2. Une brève histoire de la ligature des pieds

On dit que la pratique de la ligature des pieds est née chez les danseurs de la cour au début de la dynastie Song (960-1279). Les plus anciens documents écrits pertinents datent du 13e siècle et font référence à la renommée des danseuses aux pieds minuscules et aux beaux souliers à archet à la cour de la dynastie Tang du Sud (937-975) dans le centre-sud de la Chine. Au fil des siècles, la ligature des pieds a été pratiquée par de nombreuses familles d’élite et s’est ensuite répandue dans toutes les couches sociales. De nombreuses femmes aux pieds bandés étaient capables de marcher sans aide et de travailler dans les champs, bien que plus limitées que les femmes dont les pieds n’étaient pas bandés.

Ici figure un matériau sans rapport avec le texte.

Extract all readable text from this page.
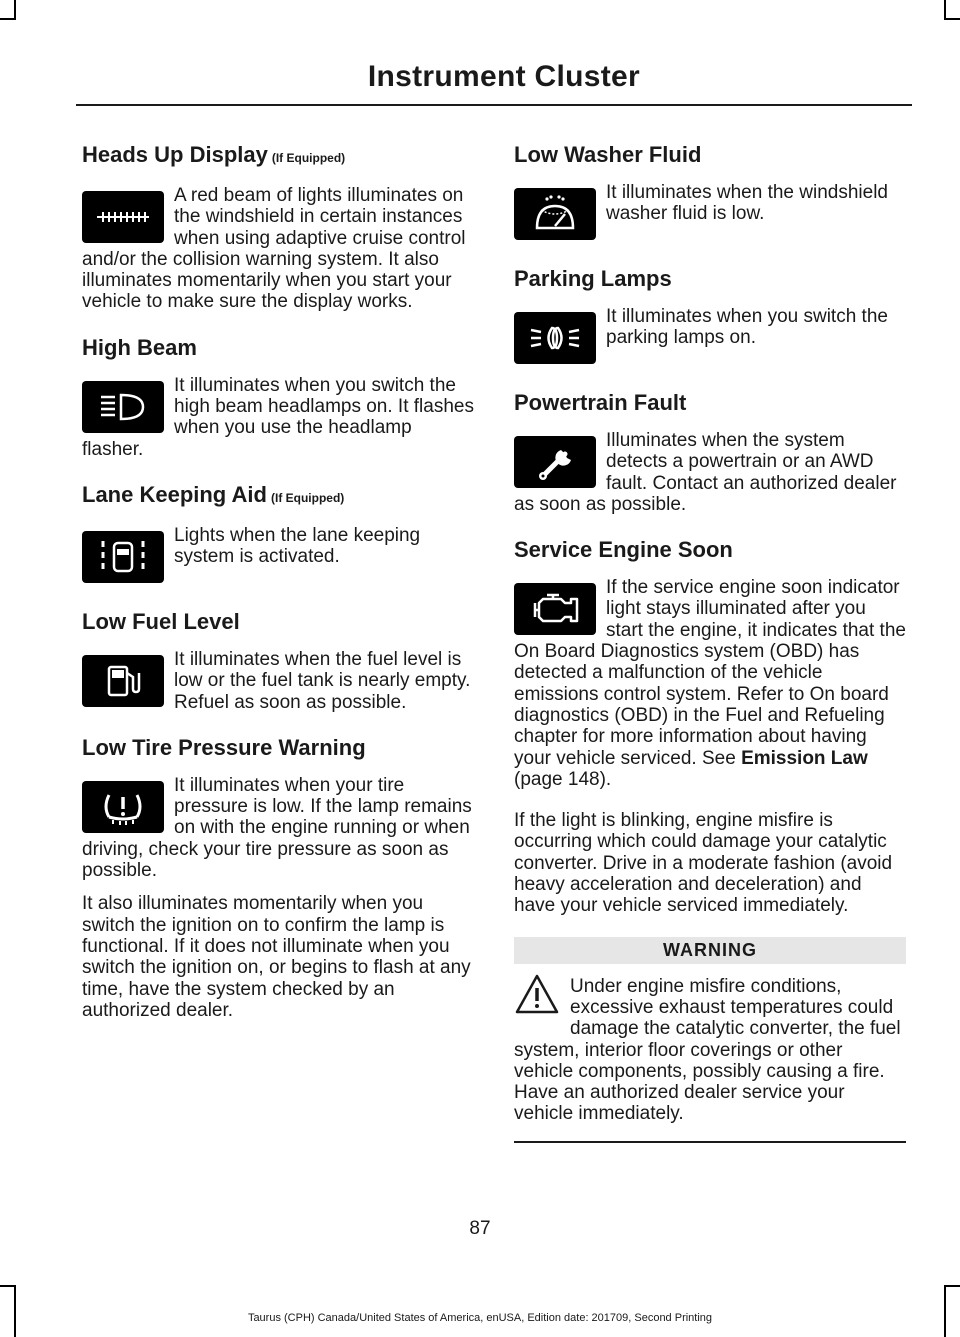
Instrument Cluster
Heads Up Display (If Equipped)

A red beam of lights illuminates on the windshield in certain instances when using adaptive cruise control and/or the collision warning system. It also illuminates momentarily when you start your vehicle to make sure the display works.

High Beam

It illuminates when you switch the high beam headlamps on. It flashes when you use the headlamp flasher.

Lane Keeping Aid (If Equipped)

Lights when the lane keeping system is activated.

Low Fuel Level

It illuminates when the fuel level is low or the fuel tank is nearly empty. Refuel as soon as possible.

Low Tire Pressure Warning

It illuminates when your tire pressure is low. If the lamp remains on with the engine running or when driving, check your tire pressure as soon as possible.

It also illuminates momentarily when you switch the ignition on to confirm the lamp is functional. If it does not illuminate when you switch the ignition on, or begins to flash at any time, have the system checked by an authorized dealer.

Low Washer Fluid

It illuminates when the windshield washer fluid is low.

Parking Lamps

It illuminates when you switch the parking lamps on.

Powertrain Fault

Illuminates when the system detects a powertrain or an AWD fault. Contact an authorized dealer as soon as possible.

Service Engine Soon

If the service engine soon indicator light stays illuminated after you start the engine, it indicates that the On Board Diagnostics system (OBD) has detected a malfunction of the vehicle emissions control system. Refer to On board diagnostics (OBD) in the Fuel and Refueling chapter for more information about having your vehicle serviced. See Emission Law (page 148).

If the light is blinking, engine misfire is occurring which could damage your catalytic converter. Drive in a moderate fashion (avoid heavy acceleration and deceleration) and have your vehicle serviced immediately.

WARNING

Under engine misfire conditions, excessive exhaust temperatures could damage the catalytic converter, the fuel system, interior floor coverings or other vehicle components, possibly causing a fire. Have an authorized dealer service your vehicle immediately.

87
Taurus (CPH) Canada/United States of America, enUSA, Edition date: 201709, Second Printing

Une photographie ancienne teintée de deux riches femmes chinoises Han aux pieds bandés (vers 1870 ; avec l’aimable autorisation de la Bibliothèque du Congrès, LC- LC-USZC4-14686).On estime qu’au début du 19e siècle, jusqu’à 40 % , et peut-être plus, des femmes chinoises avaient les pieds bandés. Parmi les femmes de l’élite, ce chiffre aurait été de près de 100 %. La plupart de ces femmes étaient des Han, mais d’autres groupes, comme les Dungan et les Hui, et certains Cantonais pratiquaient également cet « art ». Certaines familles pratiquaient des variantes de la ligature des pieds, comme la ligature lâche, qui ne brisait pas les os de la voûte plantaire et des orteils mais rétrécissait simplement le pied.

En revanche, depuis 1644, date à laquelle la dynastie mandchoue des Qing est arrivée au pouvoir en Chine, il était interdit aux femmes mandchoues de se lier les pieds. Au lieu de cela, elles ont inventé leur propre forme de chaussure avec une plate-forme ou un piédestal central qui signifiait qu’elles marchaient d’une manière similaire et oscillante. Ces chaussures étaient appelées « bol à fleurs » ou parfois « bateau » et « lune ».

L’acceptation et la popularité généralisées de la ligature des pieds se reflètent dans la présence, durant la seconde moitié du XIXe siècle et au début du XXe siècle, de troupes de danseurs aux pieds liés, ainsi que d’artistes de cirque qui se tenaient debout sur des chevaux en mouvement. La diaspora des familles chinoises à travers le monde au 19ème siècle, signifiait également que l’on pouvait trouver des femmes aux pieds bandés en Europe, en Asie, notamment à Hong Kong et en Indonésie, ainsi qu’en Amérique.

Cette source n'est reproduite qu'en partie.